Mary Helen read the article yet a third time. Currently, she reminded herself, the feast of Our Lady of Perpetual Help is observed on June twenty-seventh. Even at third reading, none of the facts seemed to give any indication of what Erma could possibly have meant. At least they gave no indication to Sister Mary Helen.

“Any luck?” Eileen asked when Mary Helen returned the encyclopedia to the circulation desk.

“None,” she said.

“To tell you the truth, I read it before you arrived and I couldn’t make head or tail of it myself.”

“That at least makes me feel a little better.”

Eileen looked sympathetic. “From the looks of you, you couldn’t be feeling much worse,” she said.

* * *

Outside, the day was still damp and dreary. Leaning against one of the stone lions guarding the entrance to the college building, Mary Helen surveyed the scene. The benches and lawns surrounding the building were deserted; it was too cold to sit outdoors. Students pulling heavy sweaters tightly around themselves hurried along, eager to get inside. A brisk wind picked up small scraps of paper and spun them like minitornados across the deserted campus.
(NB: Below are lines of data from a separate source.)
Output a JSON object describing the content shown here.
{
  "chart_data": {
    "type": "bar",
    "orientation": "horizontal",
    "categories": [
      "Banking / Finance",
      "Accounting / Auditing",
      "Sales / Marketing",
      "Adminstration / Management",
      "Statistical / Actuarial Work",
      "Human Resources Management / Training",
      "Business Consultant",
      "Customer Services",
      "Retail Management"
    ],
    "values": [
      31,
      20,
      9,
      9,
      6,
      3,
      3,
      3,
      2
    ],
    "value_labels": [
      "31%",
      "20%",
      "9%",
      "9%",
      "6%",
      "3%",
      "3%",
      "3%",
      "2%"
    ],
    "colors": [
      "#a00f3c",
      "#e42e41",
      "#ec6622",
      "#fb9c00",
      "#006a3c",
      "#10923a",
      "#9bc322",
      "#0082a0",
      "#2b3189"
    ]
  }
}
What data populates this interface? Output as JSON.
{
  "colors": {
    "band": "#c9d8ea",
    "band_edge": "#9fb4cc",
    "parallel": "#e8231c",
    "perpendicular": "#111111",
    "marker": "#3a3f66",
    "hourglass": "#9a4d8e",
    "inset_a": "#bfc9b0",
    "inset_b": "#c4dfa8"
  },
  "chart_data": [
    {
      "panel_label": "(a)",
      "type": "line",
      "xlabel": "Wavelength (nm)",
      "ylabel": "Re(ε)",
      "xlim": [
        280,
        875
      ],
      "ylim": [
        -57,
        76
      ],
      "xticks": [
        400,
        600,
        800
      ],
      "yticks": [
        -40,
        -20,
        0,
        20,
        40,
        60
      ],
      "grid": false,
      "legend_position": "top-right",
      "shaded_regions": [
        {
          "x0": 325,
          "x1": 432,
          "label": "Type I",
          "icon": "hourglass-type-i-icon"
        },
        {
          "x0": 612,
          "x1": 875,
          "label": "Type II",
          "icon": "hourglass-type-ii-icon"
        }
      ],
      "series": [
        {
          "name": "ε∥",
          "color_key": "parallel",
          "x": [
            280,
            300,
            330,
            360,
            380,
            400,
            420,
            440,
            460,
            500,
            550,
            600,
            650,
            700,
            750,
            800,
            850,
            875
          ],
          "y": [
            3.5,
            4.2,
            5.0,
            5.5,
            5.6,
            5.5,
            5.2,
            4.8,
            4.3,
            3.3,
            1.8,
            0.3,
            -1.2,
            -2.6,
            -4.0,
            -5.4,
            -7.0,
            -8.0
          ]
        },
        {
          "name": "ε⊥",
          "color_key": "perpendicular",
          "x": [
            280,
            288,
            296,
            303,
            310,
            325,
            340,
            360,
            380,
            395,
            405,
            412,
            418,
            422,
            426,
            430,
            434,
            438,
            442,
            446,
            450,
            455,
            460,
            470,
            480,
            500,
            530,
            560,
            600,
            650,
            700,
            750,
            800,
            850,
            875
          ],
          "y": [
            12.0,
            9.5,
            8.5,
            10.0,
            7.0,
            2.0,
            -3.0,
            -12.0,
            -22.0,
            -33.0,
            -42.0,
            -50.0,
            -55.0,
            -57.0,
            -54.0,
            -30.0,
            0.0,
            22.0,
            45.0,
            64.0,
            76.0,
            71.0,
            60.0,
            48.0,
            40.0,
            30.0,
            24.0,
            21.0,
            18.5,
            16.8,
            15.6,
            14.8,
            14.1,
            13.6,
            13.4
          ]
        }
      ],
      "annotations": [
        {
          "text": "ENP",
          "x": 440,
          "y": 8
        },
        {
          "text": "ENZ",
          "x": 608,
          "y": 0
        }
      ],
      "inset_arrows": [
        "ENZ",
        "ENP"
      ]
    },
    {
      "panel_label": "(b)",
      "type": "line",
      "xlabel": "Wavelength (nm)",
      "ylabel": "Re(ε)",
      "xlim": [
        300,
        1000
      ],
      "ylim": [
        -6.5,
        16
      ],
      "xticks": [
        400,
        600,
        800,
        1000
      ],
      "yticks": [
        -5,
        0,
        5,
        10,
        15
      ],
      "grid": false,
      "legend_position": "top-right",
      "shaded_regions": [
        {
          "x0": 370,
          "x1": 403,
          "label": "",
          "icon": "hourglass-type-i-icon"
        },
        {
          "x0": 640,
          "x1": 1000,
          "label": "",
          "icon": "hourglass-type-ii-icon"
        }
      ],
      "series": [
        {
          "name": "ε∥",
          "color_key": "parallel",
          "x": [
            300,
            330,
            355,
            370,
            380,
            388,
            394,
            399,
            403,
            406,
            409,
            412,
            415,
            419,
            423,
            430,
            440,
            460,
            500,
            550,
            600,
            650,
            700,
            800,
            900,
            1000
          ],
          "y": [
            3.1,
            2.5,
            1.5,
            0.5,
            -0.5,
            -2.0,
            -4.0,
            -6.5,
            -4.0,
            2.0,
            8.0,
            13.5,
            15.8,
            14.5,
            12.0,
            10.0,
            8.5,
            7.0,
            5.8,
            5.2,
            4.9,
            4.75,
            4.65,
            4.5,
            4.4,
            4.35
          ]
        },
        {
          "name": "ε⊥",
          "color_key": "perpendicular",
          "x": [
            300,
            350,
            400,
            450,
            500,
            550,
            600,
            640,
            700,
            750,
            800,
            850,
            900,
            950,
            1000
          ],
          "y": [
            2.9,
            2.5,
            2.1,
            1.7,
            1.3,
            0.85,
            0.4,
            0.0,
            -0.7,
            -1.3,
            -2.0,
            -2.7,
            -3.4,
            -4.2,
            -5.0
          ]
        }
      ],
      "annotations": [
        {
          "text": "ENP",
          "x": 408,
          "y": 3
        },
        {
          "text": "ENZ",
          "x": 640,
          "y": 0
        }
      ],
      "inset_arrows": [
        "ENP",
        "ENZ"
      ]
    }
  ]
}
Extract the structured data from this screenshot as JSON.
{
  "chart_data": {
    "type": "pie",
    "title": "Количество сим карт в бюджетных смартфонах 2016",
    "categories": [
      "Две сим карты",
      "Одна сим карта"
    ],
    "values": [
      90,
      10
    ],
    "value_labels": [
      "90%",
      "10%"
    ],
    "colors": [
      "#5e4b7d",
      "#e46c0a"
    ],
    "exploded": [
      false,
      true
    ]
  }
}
Only the hot pink petunias bordering the driveway seemed unaffected by the weather. The flowers looked as perky and cheerful as if the spring sun were shining.

Kicking at a loose piece of gravel in the entranceway, Mary Helen heard the pebble without really seeing it bounce down the steps in front of her. Her mind was preoccupied with Erma. Maybe a brisk walk around the grounds is what I need, she decided. Oxygen to the brain-good for the thinking. Right now her brain needed all the oxygen it could absorb.

Hands buried deep in her sweater pockets, she started along a walkway. Look to the picture, Erma had said. What in the world had she meant? Names? Perhaps.

There were Jesus and Mary, of course, and the two archangels Gabriel and Michael. Could she have meant to look for someone named Gabriel or Michael? Sister Mary Helen racked her brain, but no one and nothing surfaced.

Breathing deeply, she went over the other names connected with the Madonna: the Church of San Matteo… was there a Matthew? The Augustinians… maybe somebody named Augustine? Pope Pius IX. What was his real name? She’d have to look it up.

Then, of course, there was Marie, a derivation of Mary. But the very idea of Marie harming her mother was preposterous. She was obviously devoted to Erma and very dependent on her-actually too dependent Although Mary Helen had to admit that Marie Duran was puzzling. Why did the woman keep insisting Finn had harmed her mother? Even when he had offered money to the brother to go to St. Louis. Even-and more puzzling-after he announced that the mother had called… Marie Duran couldn’t seem to get him out of her craw. Mary Helen listened to the gravel crunch under her feet and wondered why.

Did Ree know something none of them knew? Or was she really mentally ill and unable to face the reality that Mama had finally been driven to leave home? Was she just looking for someone like Finn to take the blame?